Una disparità incomprensibile, tra pubblico e privato, nei tempi di erogazione e nel riconoscere ai lavoratori il diritto di usufruire, in tempistiche ragionevoli, di quelle risorse che hanno accumulato nel corso della loro carriera lavorativa. Sono questi i motivi che hanno spinto l’Unsa, il sindacato del pubblico impiego della Confsal, a mettere in campo un’offensiva giudiziaria contro il decreto “Salva Italia” del Governo Monti, che ha introdotto diversità significative nell’erogazione del Tfr per il settore pubblico e privato. Massimo Battaglia, segretario generale dell’Unsa, fa il punto della situazione al Diario del lavoro.
“Un qualsiasi lavoratore pubblico – spiega Battaglia – percepisce la propria liquidazione dopo 36 mesi. Un cambiamento sopraggiunto dopo il Governo guidato da Monti. È dunque venuta meno la possibilità per i dipendenti pubblici di poter usufruire in tempi brevi del proprio Tfr. Un nostro dipendente, andato in pensione, si è costituito parte civile con il nostro patrocinio, e tramite di lui abbiamo chiesto al Tribunale di Roma di eccepire l’incostituzionalità della norma che disciplina il Tfr del pubblico impiego”.
“Il 12 aprile – continua Battaglia – ci sarà la seconda udienza, dopo la prima di fine novembre, e la nostra speranza è che il giudice accolga le nostre istanze e invii gli atti alla Corte Costituzionale”.
“C’è stata – prosegue il leader sindacale – una equiparazione tra pubblico e privato. Tuttavia i dipendenti pubblici stanno ricevendo il peggio del privato, continuando a offrire il proprio meglio. Questa disparità non può essere più tollerata, e speriamo che il giudice riconosca l’incostituzionalità di questo trattamento, che interessa una platea ampissima di lavoratori. Bisogna sottolineare – spiega Battaglia – come già in due occasioni la Corte Costituzionale si era espressa a favore dell’incostituzionalità della norma, tuttavia chi aveva presentato il ricorso aveva commesso un vizio formale. Come in tutte le cause il torto bisogna averlo subito, mentre chi si era mosso contro questo provvedimento non era ancora pensionato. Ecco perché abbiamo atteso che questo nostro dipendente ottenesse il trattamento di quiescenza”.

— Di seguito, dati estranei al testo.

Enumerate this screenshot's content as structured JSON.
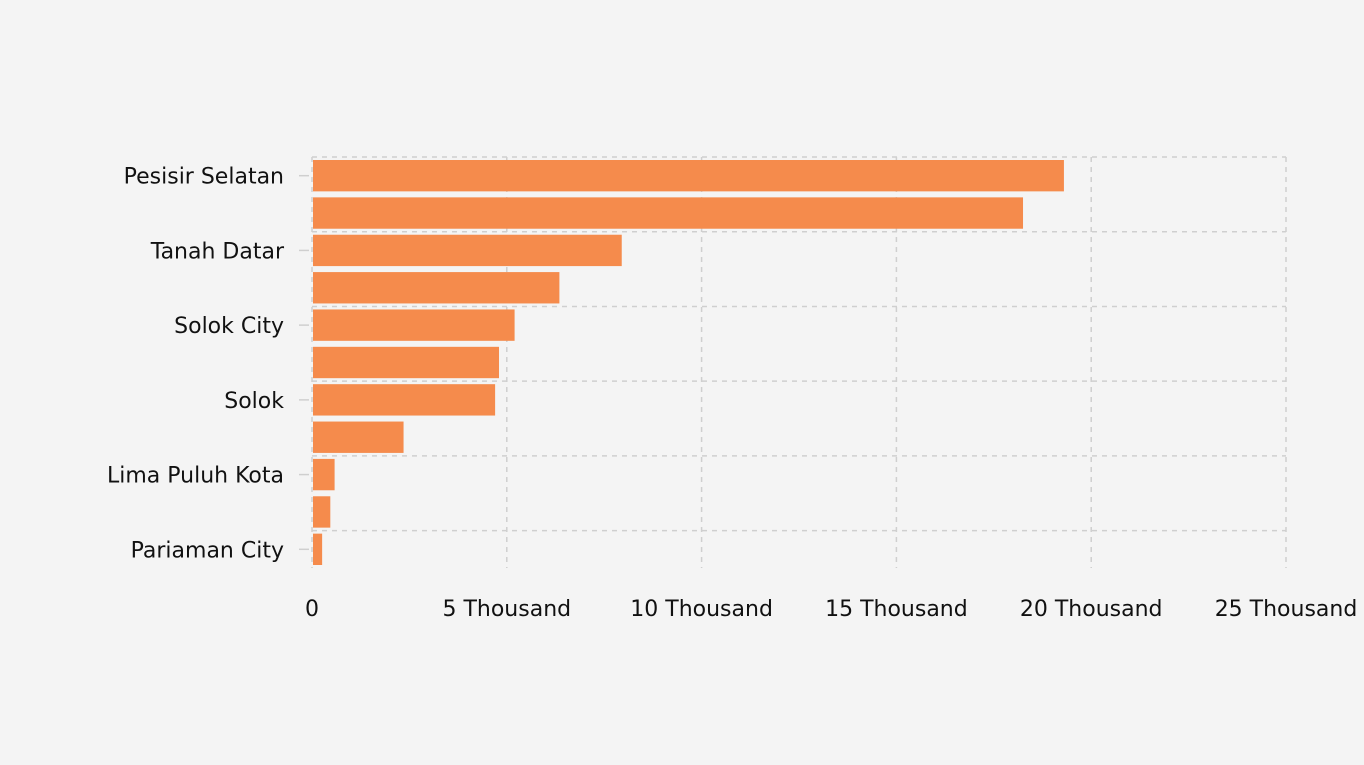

Un’azione che, come Battaglia precisa, il suo sindacato sta portando avanti in maniera autonoma: “La Cisl sta raccogliendo delle firme, ma si tratta di un’azione che non porta a nulla. E una sostanziale immobilità la stiamo riscontrando anche nella altre sigle Infatti per smontare questa norma serve o un intervento legislativo che la abroghi o un pronunciamento della Corte Costituzionale. Si tratta di un tema che non può essere intaccato con la prassi della contrattazione”.
“La nostra volontà -conclude Battaglia- è quella di portare avanti questa battaglia, per ridare dignità a un settore che ha sopportato in questi anni molte ingiustizie”.